Planète-retraites : même combat, même absence de stratégie

⚠️ Ce texte est issu de la rubrique Stratégie du blog (où de nombreux autres articles sont disponibles), afin d’amener un débat constructif sur les luttes en cours : ATR est cependant un mouvement légal et non-violent, et notre propos vise uniquement à questionner les objectifs et stratégies mises en place dans les luttes sociales et écologiques pour gagner en efficacité. Nous n’encourageons pas la pratique d’activités violentes ou illégales.

Contre la folle évolution du capitalisme industriel, nous devons nous organiser efficacement pour reprendre l’offensive.

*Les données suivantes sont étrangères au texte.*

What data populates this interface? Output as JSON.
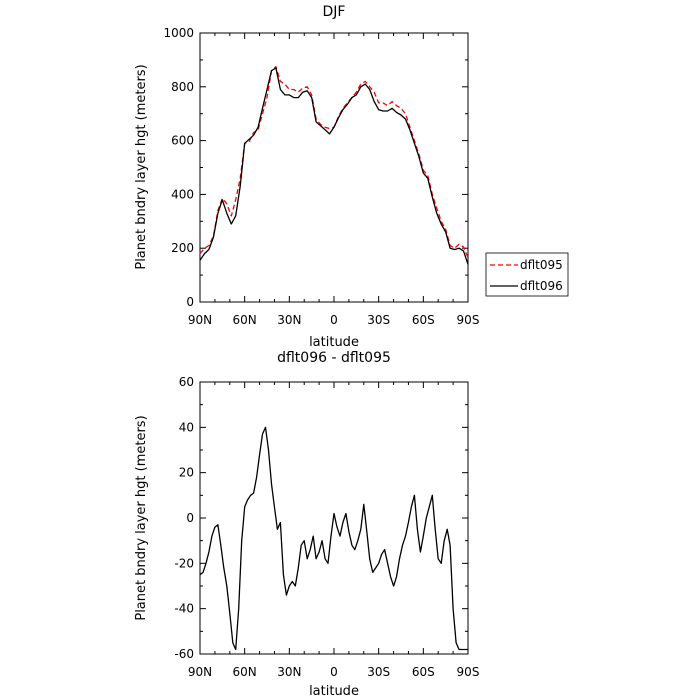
{
  "chart_data": [
    {
      "type": "line",
      "title": "DJF",
      "xlabel": "latitude",
      "ylabel": "Planet bndry layer hgt (meters)",
      "x_tick_labels": [
        "90N",
        "60N",
        "30N",
        "0",
        "30S",
        "60S",
        "90S"
      ],
      "x_tick_values": [
        90,
        60,
        30,
        0,
        -30,
        -60,
        -90
      ],
      "xlim": [
        90,
        -90
      ],
      "ylim": [
        0,
        1000
      ],
      "y_ticks": [
        0,
        200,
        400,
        600,
        800,
        1000
      ],
      "grid": false,
      "legend": {
        "placement": "right",
        "entries": [
          {
            "label": "dflt095",
            "color": "#ff0000",
            "style": "dashed"
          },
          {
            "label": "dflt096",
            "color": "#000000",
            "style": "solid"
          }
        ]
      },
      "series": [
        {
          "name": "dflt095",
          "color": "#ff0000",
          "dash": "dashed",
          "x": [
            90,
            87,
            84,
            81,
            78,
            75,
            72,
            69,
            66,
            63,
            60,
            57,
            54,
            51,
            48,
            45,
            42,
            39,
            36,
            33,
            30,
            27,
            24,
            21,
            18,
            15,
            12,
            9,
            6,
            3,
            0,
            -3,
            -6,
            -9,
            -12,
            -15,
            -18,
            -21,
            -24,
            -27,
            -30,
            -33,
            -36,
            -39,
            -42,
            -45,
            -48,
            -51,
            -54,
            -57,
            -60,
            -63,
            -66,
            -69,
            -72,
            -75,
            -78,
            -81,
            -84,
            -87,
            -90
          ],
          "y": [
            180,
            200,
            210,
            245,
            340,
            385,
            365,
            320,
            380,
            460,
            590,
            595,
            630,
            640,
            700,
            760,
            860,
            875,
            820,
            810,
            790,
            790,
            780,
            795,
            800,
            770,
            680,
            660,
            650,
            645,
            650,
            690,
            720,
            740,
            760,
            780,
            810,
            820,
            800,
            780,
            740,
            740,
            730,
            745,
            730,
            720,
            700,
            650,
            600,
            550,
            490,
            470,
            400,
            350,
            300,
            270,
            210,
            200,
            215,
            205,
            165
          ]
        },
        {
          "name": "dflt096",
          "color": "#000000",
          "dash": "solid",
          "x": [
            90,
            87,
            84,
            81,
            78,
            75,
            72,
            69,
            66,
            63,
            60,
            57,
            54,
            51,
            48,
            45,
            42,
            39,
            36,
            33,
            30,
            27,
            24,
            21,
            18,
            15,
            12,
            9,
            6,
            3,
            0,
            -3,
            -6,
            -9,
            -12,
            -15,
            -18,
            -21,
            -24,
            -27,
            -30,
            -33,
            -36,
            -39,
            -42,
            -45,
            -48,
            -51,
            -54,
            -57,
            -60,
            -63,
            -66,
            -69,
            -72,
            -75,
            -78,
            -81,
            -84,
            -87,
            -90
          ],
          "y": [
            155,
            180,
            195,
            240,
            330,
            380,
            330,
            290,
            320,
            430,
            590,
            605,
            620,
            650,
            720,
            790,
            860,
            870,
            790,
            770,
            770,
            760,
            760,
            780,
            785,
            760,
            670,
            655,
            640,
            625,
            650,
            685,
            715,
            735,
            760,
            770,
            800,
            810,
            790,
            745,
            715,
            710,
            710,
            720,
            705,
            695,
            680,
            640,
            590,
            540,
            480,
            460,
            390,
            330,
            290,
            260,
            200,
            195,
            200,
            190,
            140
          ]
        }
      ]
    },
    {
      "type": "line",
      "title": "dflt096 - dflt095",
      "xlabel": "latitude",
      "ylabel": "Planet bndry layer hgt (meters)",
      "x_tick_labels": [
        "90N",
        "60N",
        "30N",
        "0",
        "30S",
        "60S",
        "90S"
      ],
      "x_tick_values": [
        90,
        60,
        30,
        0,
        -30,
        -60,
        -90
      ],
      "xlim": [
        90,
        -90
      ],
      "ylim": [
        -60,
        60
      ],
      "y_ticks": [
        -60,
        -40,
        -20,
        0,
        20,
        40,
        60
      ],
      "grid": false,
      "series": [
        {
          "color": "#000000",
          "dash": "solid",
          "x": [
            90,
            88,
            86,
            84,
            82,
            80,
            78,
            76,
            74,
            72,
            70,
            68,
            66,
            64,
            62,
            60,
            58,
            56,
            54,
            52,
            50,
            48,
            46,
            44,
            42,
            40,
            38,
            36,
            34,
            32,
            30,
            28,
            26,
            24,
            22,
            20,
            18,
            16,
            14,
            12,
            10,
            8,
            6,
            4,
            2,
            0,
            -2,
            -4,
            -6,
            -8,
            -10,
            -12,
            -14,
            -16,
            -18,
            -20,
            -22,
            -24,
            -26,
            -28,
            -30,
            -32,
            -34,
            -36,
            -38,
            -40,
            -42,
            -44,
            -46,
            -48,
            -50,
            -52,
            -54,
            -56,
            -58,
            -60,
            -62,
            -64,
            -66,
            -68,
            -70,
            -72,
            -74,
            -76,
            -78,
            -80,
            -82,
            -84,
            -86,
            -88,
            -90
          ],
          "y": [
            -25,
            -24,
            -20,
            -15,
            -8,
            -4,
            -3,
            -12,
            -22,
            -30,
            -42,
            -55,
            -58,
            -40,
            -10,
            5,
            8,
            10,
            11,
            18,
            28,
            37,
            40,
            30,
            15,
            5,
            -5,
            -2,
            -25,
            -34,
            -30,
            -28,
            -30,
            -22,
            -12,
            -10,
            -18,
            -14,
            -8,
            -18,
            -15,
            -10,
            -18,
            -20,
            -8,
            2,
            -4,
            -8,
            -2,
            2,
            -6,
            -12,
            -14,
            -10,
            -5,
            6,
            -6,
            -18,
            -24,
            -22,
            -20,
            -16,
            -14,
            -20,
            -26,
            -30,
            -26,
            -18,
            -12,
            -8,
            -2,
            5,
            10,
            -5,
            -15,
            -8,
            0,
            5,
            10,
            -5,
            -18,
            -20,
            -10,
            -5,
            -12,
            -40,
            -55,
            -58,
            -58,
            -58,
            -58
          ]
        }
      ]
    }
  ]
}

1,1) Un problème de tactique : nos marches symboliques ne ciblent pas les points faibles

Si quelqu’un vous frappe, vous ne pouvez vous défendre en frappant sur ses poings : vous ne lui ferez pas mal de cette façon. Pour l’emporter dans la bagarre, vous devez le toucher où ça fait mal. Ce qui veut dire atteindre, derrière ses poings, les parties sensibles et vulnérables du corps de l’adversaire.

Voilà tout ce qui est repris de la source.